Seine neun Mitarbeiterinnen konnte er trotzdem noch nicht vom Qigong überzeugen. Manchmal tippt er ihnen ins Kreuz, als Signal, dass sie krumm stehen. „Jetzt ist das für die jungen Leute noch kein Problem, aber in zehn, 20 Jahren … Es ist doch leichter, den Rückenleiden vorzubeugen, als sie später zu behandeln.“ Qigong hat ihn gelassener gemacht. „Es lohnt sich doch nicht, sich über alles aufzuregen.“ Seiner Tochter, die auch im Betrieb mitarbeitet, entfuhr einmal: „Deine Gelassenheit geht mir total auf die Nerven.“ Er nahm es als Kompliment.

Zum entspannten Arbeiten

Wenn es langfristig etwas mehr Qigong und etwas weniger Friseur werden würde, hätte er nichts dagegen. „Austausch von der aktiven Arbeit zur entspannten Arbeit“, nennt er es. Denn Qigong-Lehrer zu sein bedeutet nicht nur Vergnügen. Auch hier gibt es Hand-outs zu erstellen, die Kurse inhaltlich vorzubereiten, die Webseite aufzubauen und zu pflegen. Organisatorisches und Administratives eben.
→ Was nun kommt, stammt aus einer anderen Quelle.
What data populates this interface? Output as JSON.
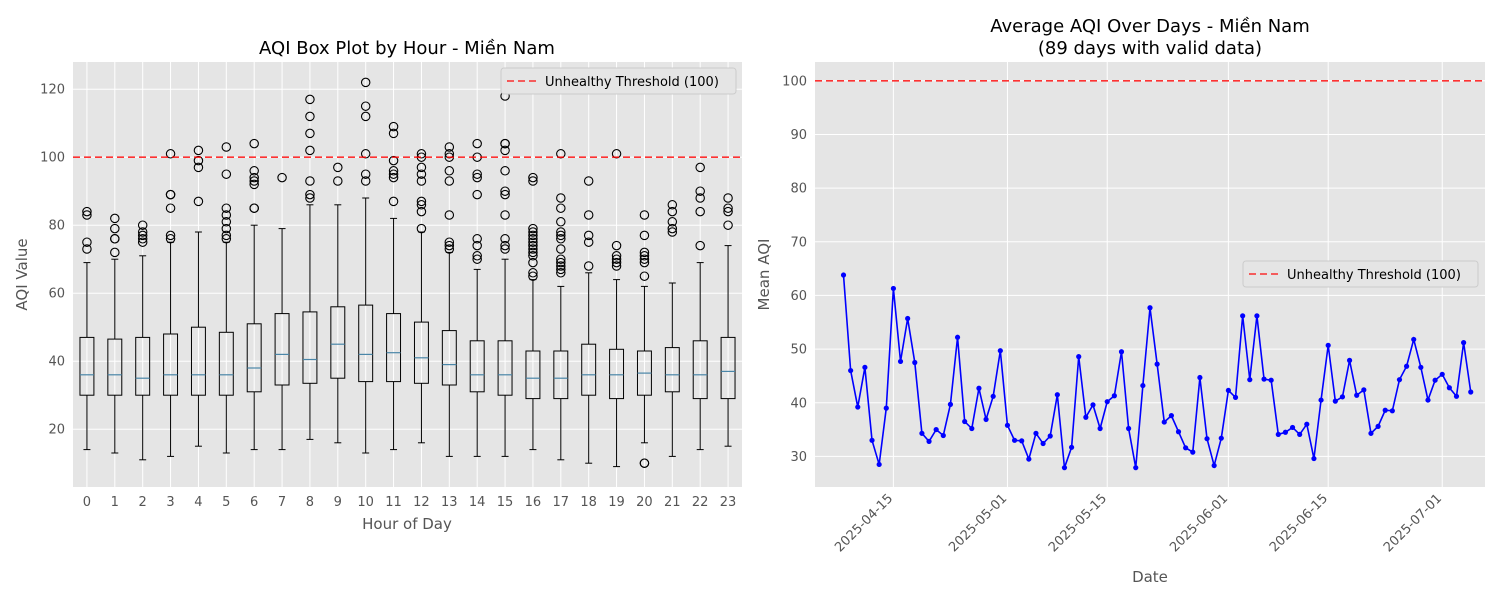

Kann man eigentlich zu viel Qigong machen? „Nee, das tut einfach nur gut!“ Deshalb nimmt er Qigong auch mit in den Urlaub. Während seine Frau morgens noch schläft, atmet er schon am Strand auf Mallorca oder formt Energiekugeln auf einer Obstwiese in Stade. „Wo es toll sein muss, das ist in den Bergen“, schwärmt er. „Die Erdenergie, diese besondere Kraft spüren. Das habe ich noch nie gemacht.“ Doch bis dahin reicht die Terrasse in Trebur.